Computational Modeling

A structural model of full-length human INF2-CAAX (Uniprot Q27J81-1) was made using AlphaFold3. AlphaFold returned five models, of which the one with the highest confidence score is depicted in Supplementary Figure 8, though the orientations of DID, DAD, and N-terminus were similar in the other four models produced. A second structural model of a human INF2 variant lacking the DAD (https://alphafold.ebi.ac.uk/entry/A0A087X118) was also used. This model was further subjected to molecular dynamics simulations using Amber 22. The model was prepared for simulation using the ff19SB force field (Tian et al., 2020) and solvated in an octagonal box of OPC3 waters (Izadi and Onufriev, 2016) with a minimum of 8 Å between the protein and the edge of the box in all dimensions. Hydrogen mass repartitioning (Hopkins et al., 2015) was applied to allow for a 4-fs simulation time step. The model was energy minimized over 5000 steps, then heated at constant volume from 200 to 310 K over 11,000 4-fs steps. Finally, 100-ns of constant-pressure simulation were performed. Simulations used the Andersen thermostat (DOI: 10.1063/1.439486) with a frequency of 1000 steps.

Data processing and statistical analyses

For the cell imaging data, brightness and contrast were adjusted uniformly using ImageJ software.

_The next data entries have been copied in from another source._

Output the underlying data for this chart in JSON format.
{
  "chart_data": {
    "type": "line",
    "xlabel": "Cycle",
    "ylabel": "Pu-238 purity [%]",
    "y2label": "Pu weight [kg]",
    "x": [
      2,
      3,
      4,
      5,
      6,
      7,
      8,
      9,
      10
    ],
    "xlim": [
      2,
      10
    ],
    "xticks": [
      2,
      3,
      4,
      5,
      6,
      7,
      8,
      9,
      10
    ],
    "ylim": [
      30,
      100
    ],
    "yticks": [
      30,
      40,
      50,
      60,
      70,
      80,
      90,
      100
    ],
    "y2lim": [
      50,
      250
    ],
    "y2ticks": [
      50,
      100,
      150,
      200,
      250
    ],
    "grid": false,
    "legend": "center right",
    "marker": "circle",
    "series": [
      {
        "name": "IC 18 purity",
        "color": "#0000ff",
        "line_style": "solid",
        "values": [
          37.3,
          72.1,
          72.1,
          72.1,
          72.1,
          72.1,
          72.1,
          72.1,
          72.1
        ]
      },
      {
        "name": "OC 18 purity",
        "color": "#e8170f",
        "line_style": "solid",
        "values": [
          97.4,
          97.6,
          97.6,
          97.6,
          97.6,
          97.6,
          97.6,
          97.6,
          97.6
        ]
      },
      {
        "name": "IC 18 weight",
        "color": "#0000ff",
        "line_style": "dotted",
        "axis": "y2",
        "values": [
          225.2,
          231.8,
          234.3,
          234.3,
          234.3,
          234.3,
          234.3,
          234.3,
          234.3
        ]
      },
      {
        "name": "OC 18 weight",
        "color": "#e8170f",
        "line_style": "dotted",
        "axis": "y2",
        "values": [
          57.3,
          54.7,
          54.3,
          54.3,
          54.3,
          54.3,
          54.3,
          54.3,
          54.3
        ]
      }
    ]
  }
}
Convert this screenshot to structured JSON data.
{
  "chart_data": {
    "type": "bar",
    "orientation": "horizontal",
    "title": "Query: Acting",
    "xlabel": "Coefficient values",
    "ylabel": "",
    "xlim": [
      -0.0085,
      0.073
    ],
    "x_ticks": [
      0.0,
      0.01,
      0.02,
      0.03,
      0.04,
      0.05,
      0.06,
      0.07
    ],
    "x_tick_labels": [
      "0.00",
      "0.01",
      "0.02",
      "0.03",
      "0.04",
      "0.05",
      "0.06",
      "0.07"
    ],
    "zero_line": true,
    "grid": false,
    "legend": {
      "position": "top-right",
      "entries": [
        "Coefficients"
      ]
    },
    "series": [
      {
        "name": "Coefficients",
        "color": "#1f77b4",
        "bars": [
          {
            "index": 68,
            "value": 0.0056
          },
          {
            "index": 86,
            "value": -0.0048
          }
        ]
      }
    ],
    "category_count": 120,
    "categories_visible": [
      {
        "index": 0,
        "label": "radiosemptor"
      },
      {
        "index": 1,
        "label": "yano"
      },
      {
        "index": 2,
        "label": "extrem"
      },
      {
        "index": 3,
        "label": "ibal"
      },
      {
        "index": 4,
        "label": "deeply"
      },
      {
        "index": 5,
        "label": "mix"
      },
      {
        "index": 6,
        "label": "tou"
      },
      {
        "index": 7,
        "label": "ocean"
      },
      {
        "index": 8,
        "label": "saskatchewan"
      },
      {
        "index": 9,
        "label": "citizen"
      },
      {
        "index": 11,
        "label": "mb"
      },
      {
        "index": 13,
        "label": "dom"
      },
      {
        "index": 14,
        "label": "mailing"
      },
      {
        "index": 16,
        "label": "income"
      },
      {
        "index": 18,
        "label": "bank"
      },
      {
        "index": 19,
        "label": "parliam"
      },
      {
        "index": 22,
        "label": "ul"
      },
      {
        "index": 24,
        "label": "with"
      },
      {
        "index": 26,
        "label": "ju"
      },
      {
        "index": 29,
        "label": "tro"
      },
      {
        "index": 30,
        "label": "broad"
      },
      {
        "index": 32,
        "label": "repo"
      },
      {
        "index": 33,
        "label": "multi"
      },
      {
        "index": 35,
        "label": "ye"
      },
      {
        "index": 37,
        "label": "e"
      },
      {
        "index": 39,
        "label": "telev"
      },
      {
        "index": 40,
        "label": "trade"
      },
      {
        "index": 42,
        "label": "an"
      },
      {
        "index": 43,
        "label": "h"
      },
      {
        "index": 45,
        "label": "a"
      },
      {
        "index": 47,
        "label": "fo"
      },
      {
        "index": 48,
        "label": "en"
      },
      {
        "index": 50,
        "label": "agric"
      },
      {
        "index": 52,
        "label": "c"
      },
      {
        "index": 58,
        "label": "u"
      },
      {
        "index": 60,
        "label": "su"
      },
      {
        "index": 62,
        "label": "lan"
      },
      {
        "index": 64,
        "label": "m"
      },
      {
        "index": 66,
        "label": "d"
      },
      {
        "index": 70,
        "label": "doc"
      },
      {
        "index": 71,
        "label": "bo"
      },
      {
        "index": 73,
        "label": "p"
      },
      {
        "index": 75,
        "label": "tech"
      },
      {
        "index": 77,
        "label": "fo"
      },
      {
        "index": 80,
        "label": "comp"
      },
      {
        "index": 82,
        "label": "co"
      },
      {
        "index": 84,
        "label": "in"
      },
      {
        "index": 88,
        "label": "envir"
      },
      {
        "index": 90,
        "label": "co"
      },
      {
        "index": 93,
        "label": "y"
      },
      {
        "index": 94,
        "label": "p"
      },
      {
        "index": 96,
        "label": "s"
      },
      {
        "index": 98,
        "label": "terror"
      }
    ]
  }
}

Figures were compiled and finalized using PowerPoint 2016. Data processing was performed in ImageJ and Microsoft Excel. Statistical analyses, including p-value calculations, were conducted using GraphPad Prism version 6.01. Comparisons between two groups were made using unpaired Student’s t-tests. Statistical significance was defined as p ≤ 0.05 and is indicated by an asterisk in figure panels. Additional significance levels are represented as follows: ** for p ≤ 0.01, *** for p ≤ 0.001, and **** for p ≤ 0.0001.